296 Beschäftigte aus 114 Industrieunternehmen der Steiermark wurden in Telefoninterviews befragt. Unterschiede ergeben sich laut AK-Präsident Walter Rotschädl zwischen Automobilindustrie und Umweltsektor. Arbeiter aus dem automotiven Bereich fühlten sich zu 82,1 Prozent von der Krise betroffen, Beschäftigte in der Branche Umwelt und Energie nur zu 4,1 Prozent.
Die Hälfte der Befragten sahen sich von der Arbeitsmarktkrise persönlich betroffen, wovon wiederum die Hälfte angab, dass dies auch schon in der Vergangenheit der Fall gewesen sei. 26,4 Prozent rechnen damit, noch in der Zukunft betroffen zu sein. Die Studie untersuchte auch, welche Auswirkungen der Krise die Industriebeschäftigten bei sich beobachteten. Jeweils 51,7 Prozent bezeichneten den Abbau von Alturlaub und Kündigung als "angedachte Maßnahme", 40,9 Prozent waren mit Kurzarbeit in ihrem Unternehmen konfrontiert.

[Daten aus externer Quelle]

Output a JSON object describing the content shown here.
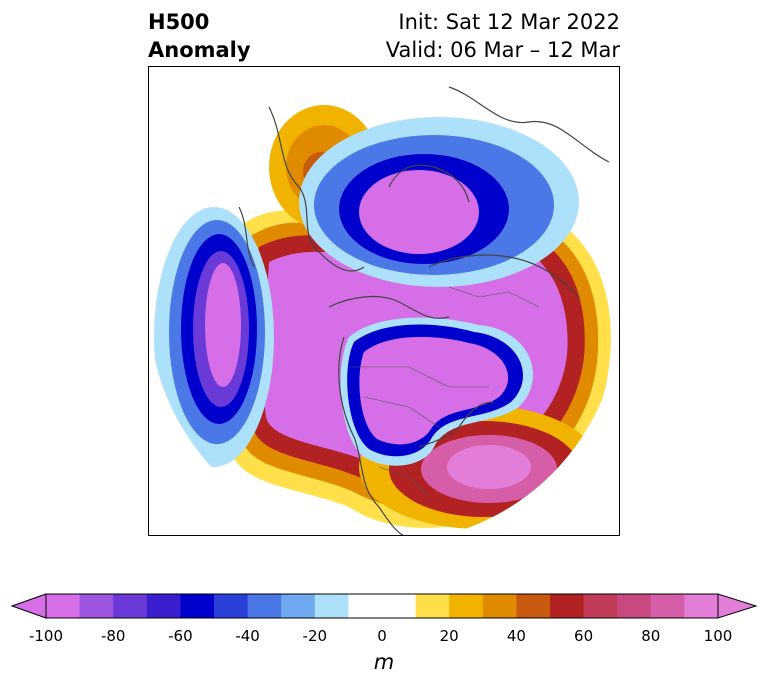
{
  "title": {
    "left_line1": "H500",
    "left_line2": "Anomaly",
    "right_line1": "Init: Sat 12 Mar 2022",
    "right_line2": "Valid: 06 Mar – 12 Mar"
  },
  "colorbar": {
    "unit": "m",
    "min": -100,
    "max": 100,
    "ticks": [
      "-100",
      "-80",
      "-60",
      "-40",
      "-20",
      "0",
      "20",
      "40",
      "60",
      "80",
      "100"
    ],
    "colors": [
      "#d66ee8",
      "#9e55e0",
      "#6a3ad8",
      "#3a1fcf",
      "#0000cc",
      "#2a3fd8",
      "#4b78e6",
      "#6faaf0",
      "#ade0fa",
      "#ffffff",
      "#ffffff",
      "#ffe04a",
      "#f0b400",
      "#e08a00",
      "#c85a10",
      "#b22222",
      "#c03c58",
      "#c94a80",
      "#d65ea8",
      "#e27ed8"
    ],
    "under_color": "#d66ee8",
    "over_color": "#e27ed8"
  },
  "map": {
    "projection": "polar-stereographic-north",
    "features": [
      "500 hPa height anomaly contours",
      "coastlines",
      "country borders",
      "state/province borders"
    ]
  }
}
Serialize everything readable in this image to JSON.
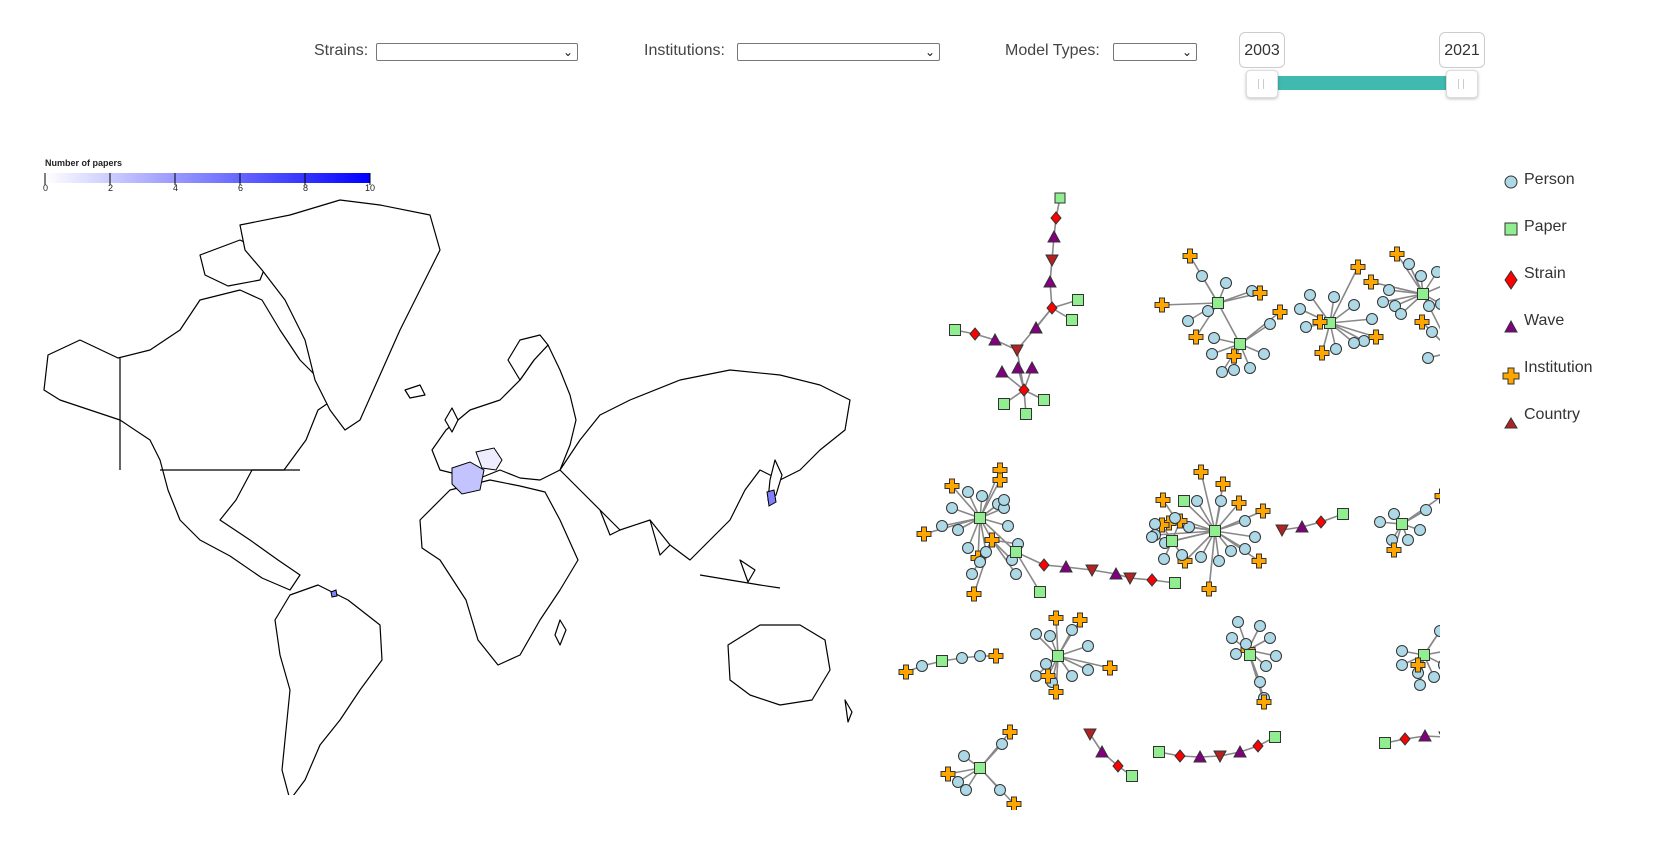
{
  "filters": {
    "strains_label": "Strains:",
    "institutions_label": "Institutions:",
    "model_types_label": "Model Types:"
  },
  "year_range": {
    "start": "2003",
    "end": "2021"
  },
  "color_scale": {
    "title": "Number of papers",
    "ticks": [
      "0",
      "2",
      "4",
      "6",
      "8",
      "10"
    ],
    "min_color": "#ffffff",
    "max_color": "#0000ff"
  },
  "legend": {
    "items": [
      {
        "label": "Person",
        "shape": "circle",
        "color": "#add8e6"
      },
      {
        "label": "Paper",
        "shape": "square",
        "color": "#90ee90"
      },
      {
        "label": "Strain",
        "shape": "diamond",
        "color": "#ff0000"
      },
      {
        "label": "Wave",
        "shape": "triangle",
        "color": "#800080"
      },
      {
        "label": "Institution",
        "shape": "cross",
        "color": "#ffa500"
      },
      {
        "label": "Country",
        "shape": "triangle",
        "color": "#b22222"
      }
    ]
  },
  "map": {
    "highlighted_countries": [
      {
        "name": "France",
        "papers": 3
      },
      {
        "name": "Germany",
        "papers": 1
      },
      {
        "name": "South Korea",
        "papers": 4
      },
      {
        "name": "Trinidad and Tobago",
        "papers": 3
      }
    ]
  }
}
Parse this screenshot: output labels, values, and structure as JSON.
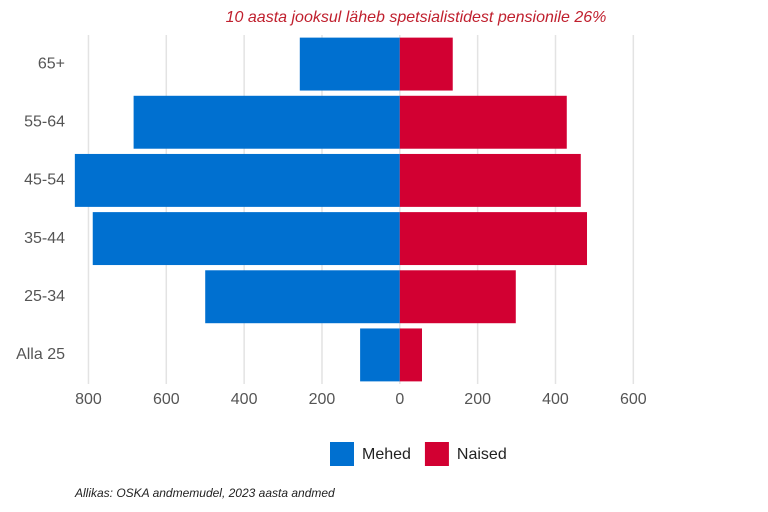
{
  "chart_data": {
    "type": "bar",
    "orientation": "horizontal",
    "stacked": true,
    "title": "10 aasta jooksul läheb spetsialistidest pensionile 26%",
    "caption": "Allikas: OSKA andmemudel, 2023 aasta andmed",
    "categories": [
      "65+",
      "55-64",
      "45-54",
      "35-44",
      "25-34",
      "Alla 25"
    ],
    "series": [
      {
        "name": "Mehed",
        "color": "#0070d0",
        "values": [
          -257,
          -684,
          -835,
          -789,
          -500,
          -102
        ]
      },
      {
        "name": "Naised",
        "color": "#d20032",
        "values": [
          136,
          429,
          465,
          481,
          298,
          57
        ]
      }
    ],
    "xlim": [
      -850,
      630
    ],
    "xticks": [
      {
        "value": -800,
        "label": "800"
      },
      {
        "value": -600,
        "label": "600"
      },
      {
        "value": -400,
        "label": "400"
      },
      {
        "value": -200,
        "label": "200"
      },
      0,
      200,
      400,
      600
    ],
    "grid": true,
    "legend": "bottom"
  }
}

Ältere Arbeitnehmer haben mehr Angst vor Zukunft
Der Blick in die Zukunft fällt bei einem großen Teil der Befragten vorsichtig positiv aus. In der allgemeinen wirtschaftlichen Entwicklung erwarten 43,9 Prozent eine Verbesserung (im ersten Halbjahr: 28,6 Prozent). Eine Verschlechterung befürchten nur noch 13,2 Prozent (34,4 Prozent). Bezüglich der "Entwicklung der Industrie bis 2011" rechnen 51,2 Prozent mit Schwankungen. 35,9 Prozent erwarten hingegen eine Verbesserung. Trotz Unsicherheiten über die zukünftige Entwicklung sehen 26 Prozent der Befragten mit "Freude" in die Zukunft, 29,7 Prozent empfinden beim Blick nach vorne "Neugier und Interesse". 35,3 Prozent sind skeptisch. Ein Ergebnis der Studie ist es laut bmm-Chefin Claudia Brandstätter auch, dass ältere Arbeitnehmer eher mit Angst in die Zukunft sehen als jüngere.
"Krise noch lange nicht ausgestanden"
Rotschädl stellte fest, dass "die Krise noch lange nicht ausgestanden ist" und forderte einen Konjunkturvorbehalt für die kommenden Budgetverhandlungen: "Eine Konsolidierung der Staatsfinanzen ist mittelfristig notwendig", meinte er, aber man solle die Konjunktur nicht mit überzogenen Sparmaßnahmen schädigen. Er machte auch auf einen Strukturwandel in der steirischen Wirtschaft aufmerksam: Der Anteil der Beschäftigten im Produktionssektor sei gesunken, der im Dienstleistungssektor gestiegen. "In einem Industrieland wie der Steiermark hat das Auswirkungen auf Wertschöpfung, Beschäftigungsniveau und Lohnniveau", so der AK-Präsident.